The recent class was about the 200th that the agency in the LVIV region has done since the Outreach program started in April. The presenters knew how to keep the teenagers’ attention.

“Perhaps not all these special operations are reported in the media but believe me, the enemy does not sleep,” said Mrs. Yavorka-Islanko. “They work actively and perform illegal activities, no matter how strange it sounds, directly in your phones.”

She added: “And if you hear an offer to quickly earn money for a brand new iPhone or $ 1,000, it sounds of course very tempting. Sometimes the task is disguised as a simple courier’s supply, taking photos of critical infrastructure or spraying provocative graffiti. That is often the first step in the direction of your re -y direction.”

This classroom in the LVIV Secondary School No. 32 resembled a typical scientific classroom in the United States, complete with creaking wooden floors, a poster of a tiger on the wall, models of DNA and lungs in the back, and teenagers in hoodies and jeans, heavy metal t-shirts and a barbie-offspr.

But these students did not make jokes or whisper like many teenagers do. They asked questions: How did the Russians supervise? How could they help combat the FSB?

These students grew up with the war against Russia.

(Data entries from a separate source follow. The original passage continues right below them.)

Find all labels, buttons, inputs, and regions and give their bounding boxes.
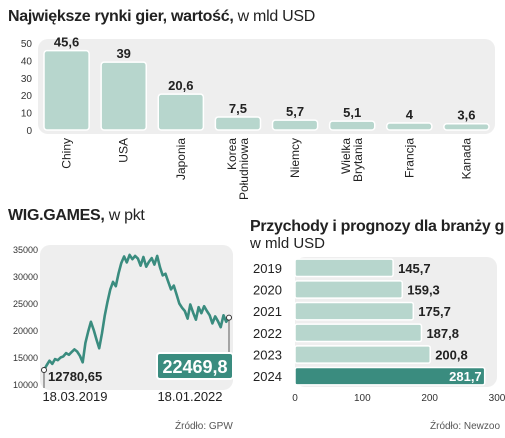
category-label: 2019	[253, 261, 282, 276]
y-tick-label: 35000	[13, 245, 38, 255]
plot-background	[38, 39, 495, 134]
revenue-title-text: Przychody i prognozy dla branży gier,	[250, 218, 505, 235]
category-label: Wielka	[339, 138, 353, 174]
category-label: Niemcy	[288, 138, 302, 178]
bar-value-label: 4	[406, 107, 414, 122]
bar	[294, 366, 486, 386]
wig-line-chart: 10000 15000 20000 25000 30000 35000 12780,65 22…	[13, 245, 234, 404]
bar-value-label: 5,7	[286, 104, 304, 119]
y-tick-label: 10	[21, 109, 33, 120]
bar	[294, 323, 423, 343]
end-value-label: 22469,8	[162, 357, 227, 377]
bar-value-label: 145,7	[398, 261, 431, 276]
x-tick-label: 100	[354, 393, 371, 404]
bar-value-label: 175,7	[418, 304, 451, 319]
category-label: 2024	[253, 369, 282, 384]
wig-subtitle-text: w pkt	[108, 207, 145, 224]
end-point	[226, 314, 232, 321]
y-tick-label: 40	[21, 56, 33, 67]
bar	[100, 61, 148, 131]
bar	[157, 93, 205, 131]
bar	[214, 116, 262, 131]
category-label: Francja	[402, 138, 416, 178]
revenue-source: Źródło: Newzoo	[430, 421, 501, 432]
bar	[271, 119, 319, 131]
bar-value-label: 281,7	[449, 369, 482, 384]
category-label: Brytania	[351, 138, 365, 182]
y-tick-label: 50	[21, 39, 33, 50]
bar	[385, 122, 433, 131]
bar-value-label: 45,6	[54, 35, 79, 50]
end-value-box	[156, 352, 234, 380]
revenue-bar-chart: 2019 145,7 2020 159,3 2021 175,7 2022 187,8 2023…	[253, 257, 505, 404]
category-label: 2020	[253, 283, 282, 298]
bar-value-label: 159,3	[407, 283, 440, 298]
x-end-date: 18.01.2022	[157, 389, 222, 404]
start-point	[41, 366, 47, 373]
wig-title-text: WIG.GAMES,	[8, 207, 105, 224]
revenue-chart-title: Przychody i prognozy dla branży gier,	[250, 218, 505, 236]
revenue-subtitle-text: w mld USD	[250, 235, 326, 252]
markets-subtitle-text: w mld USD	[237, 8, 316, 25]
bar-value-label: 20,6	[168, 78, 193, 93]
bar-value-label: 39	[116, 46, 130, 61]
bar	[328, 120, 376, 131]
y-tick-label: 15000	[13, 353, 38, 363]
x-tick-label: 0	[292, 393, 298, 404]
y-tick-label: 20	[21, 91, 33, 102]
y-tick-label: 25000	[13, 299, 38, 309]
wig-source: Źródło: GPW	[175, 421, 233, 432]
category-label: USA	[117, 138, 131, 163]
category-label: Chiny	[60, 138, 74, 169]
category-label: 2021	[253, 304, 282, 319]
bar-value-label: 200,8	[435, 348, 468, 363]
bar-value-label: 5,1	[343, 105, 361, 120]
y-tick-label: 30	[21, 74, 33, 85]
markets-title-text: Największe rynki gier, wartość,	[8, 8, 234, 25]
bar	[294, 280, 404, 299]
y-tick-label: 10000	[13, 380, 38, 390]
category-label: Kanada	[459, 138, 473, 180]
markets-chart-title: Największe rynki gier, wartość, w mld US…	[8, 8, 315, 26]
x-tick-label: 300	[489, 393, 505, 404]
y-tick-label: 20000	[13, 326, 38, 336]
bar	[294, 301, 415, 321]
x-start-date: 18.03.2019	[42, 389, 107, 404]
category-label: Japonia	[174, 138, 188, 180]
bar-value-label: 7,5	[229, 101, 247, 116]
y-tick-label: 30000	[13, 272, 38, 282]
wig-chart-title: WIG.GAMES, w pkt	[8, 207, 145, 225]
category-label: Południowa	[237, 138, 251, 200]
bar	[43, 49, 90, 131]
bar	[294, 258, 394, 278]
bar	[294, 345, 431, 364]
markets-bar-chart: 0 10 20 30 40 50 45,6 Chiny 39 USA 20,6 Japonia 7,5 K…	[21, 35, 495, 200]
start-value-label: 12780,65	[48, 369, 102, 384]
y-tick-label: 0	[26, 126, 32, 137]
category-label: Korea	[225, 138, 239, 170]
bar-value-label: 187,8	[426, 326, 459, 341]
category-label: 2022	[253, 326, 282, 341]
x-tick-label: 200	[421, 393, 438, 404]
series-line	[42, 253, 231, 371]
category-label: 2023	[253, 348, 282, 363]
bar	[443, 122, 490, 131]
bar-value-label: 3,6	[457, 108, 475, 123]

Family members fought on the front line. The uncle of a girl was missing.

“Can I help and report it to the security services if I have already been approached for recruitment?” Early Volodia Sozonyk, 17, a boy in a blue hoodie and a manga-t-shirt. “If they have sent me an address or something that I have to do, can I identify that place for your employees to help?”

Mrs. Yavorka-Isaaiko and the camouflaged man told the students that they could report any recruitment attempts to a new chatbot called “the FSB agent.”

And Mrs. Yavorka-Isaaiko told the students that they should use their common sense.

“Nobody in real life will suddenly offer you $ 1,000 or $ 2,000,” she said. “You have to understand: the only free cheese is in the mousetrap.”

Oleksandra Mykolyshyn And Nataliya Vasilyeva contributed reporting.